One again going to the World Cup without a star player, Germany’s biggest strength has always been the team spirit, the idea that a strong group of players will always be superior to individual talents. With most players available for the training camp after the Bundesliga’s plight in Europe, Low will be able to work on ideas for the big games in the knockout stages. Backed by one of the most advanced data systems in world football, they will not only develop strategies for both attack and defence but also continue to improve their set-piece tactics. At the 2014 World Cup, Germany scored five goals from set pieces — more than any other nation.
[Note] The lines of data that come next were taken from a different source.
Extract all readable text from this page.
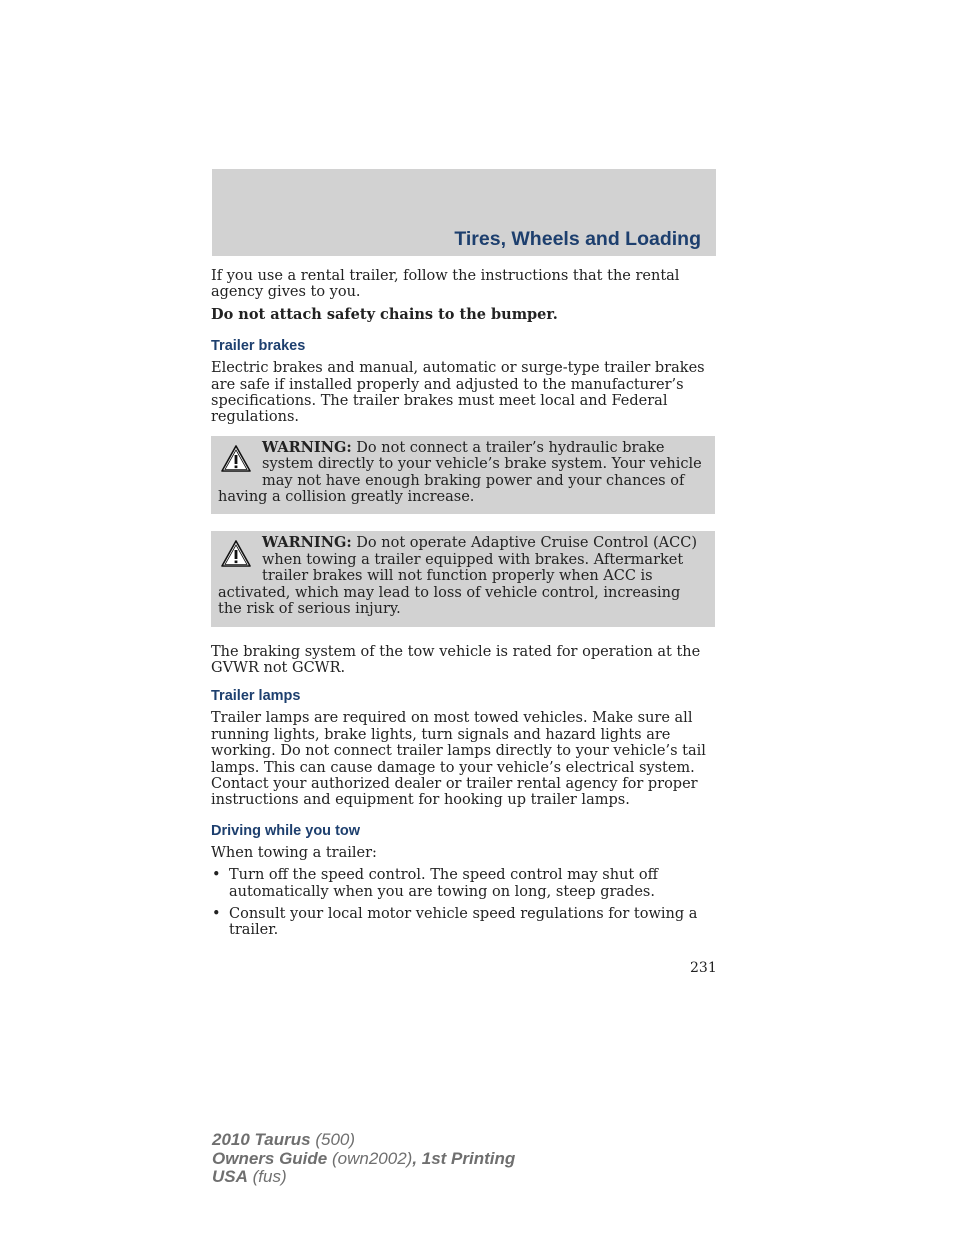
Tires, Wheels and Loading

If you use a rental trailer, follow the instructions that the rental agency gives to you.

Do not attach safety chains to the bumper.

Trailer brakes

Electric brakes and manual, automatic or surge-type trailer brakes are safe if installed properly and adjusted to the manufacturer’s specifications. The trailer brakes must meet local and Federal regulations.

WARNING: Do not connect a trailer’s hydraulic brake system directly to your vehicle’s brake system. Your vehicle may not have enough braking power and your chances of having a collision greatly increase.
WARNING: Do not operate Adaptive Cruise Control (ACC) when towing a trailer equipped with brakes. Aftermarket trailer brakes will not function properly when ACC is activated, which may lead to loss of vehicle control, increasing the risk of serious injury.

The braking system of the tow vehicle is rated for operation at the GVWR not GCWR.

Trailer lamps

Trailer lamps are required on most towed vehicles. Make sure all running lights, brake lights, turn signals and hazard lights are working. Do not connect trailer lamps directly to your vehicle’s tail lamps. This can cause damage to your vehicle’s electrical system. Contact your authorized dealer or trailer rental agency for proper instructions and equipment for hooking up trailer lamps.

Driving while you tow

When towing a trailer:

• Turn off the speed control. The speed control may shut off automatically when you are towing on long, steep grades.
• Consult your local motor vehicle speed regulations for towing a trailer.

231

2010 Taurus (500)
Owners Guide (own2002), 1st Printing
USA (fus)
Although they’re not overly reliant on individuals, the possible loss of goalkeeper Neuer could turn into a problem. Redefining goalkeeping at the 2014 World Cup, especially in the round-of-16 match against Algeria, the Bayern and Germany captain has not played a minute of football since September. He hopes to be fit in time for the opening match, but doubts over his fitness and his confidence in his body will remain. Barcelona’s Marc-Andre Ter Stegen, the backup solution, is a very good option, but Neuer still ranks above him. The goalkeeper spot could become Low’s catch-22.
Toni Kroos has been the unsung hero of the Germany team for many years now. The Real Madrid player has played in seven consecutive Champions League semifinals for Bayern Munich and the Spanish giants, whom he joined in 2014. He dominates midfield, and his calm distribution dictates the pace of Germany’s game. His ability to get himself into dangerous positions near the box make him one of the most complete midfielders in world football.
What the local media says
“If there are no major upsets, and the favourites reach the last four, this will be where Germany bow out. Like many of my peers, I believe the squad is more balanced than in 2014. But the competitors have caught up. France, Brazil, Belgium, England: one of them will beat Germany.” — Peter Ahrens, Spiegel Online
What the stats say
The Germany team has been flying high ever since the reboot of German football in the early 2000s. They have reached the last four at the 2006, 2010 and 2014 World Cups, and the 2008, 2012 and 2016 European Championships. Coming out of a difficult season for Bundesliga football, where Bayern again walked away with the title but were stopped in Europe once again, some players might be running low on confidence. On top of that, in recent tournaments defending champions Italy and Spain both failed to make it to the knockout stages. In spite of that, Low’s XI will beat the curse of the titleholders and should reach a seventh consecutive semifinal. From there it’s just a short walk to the final.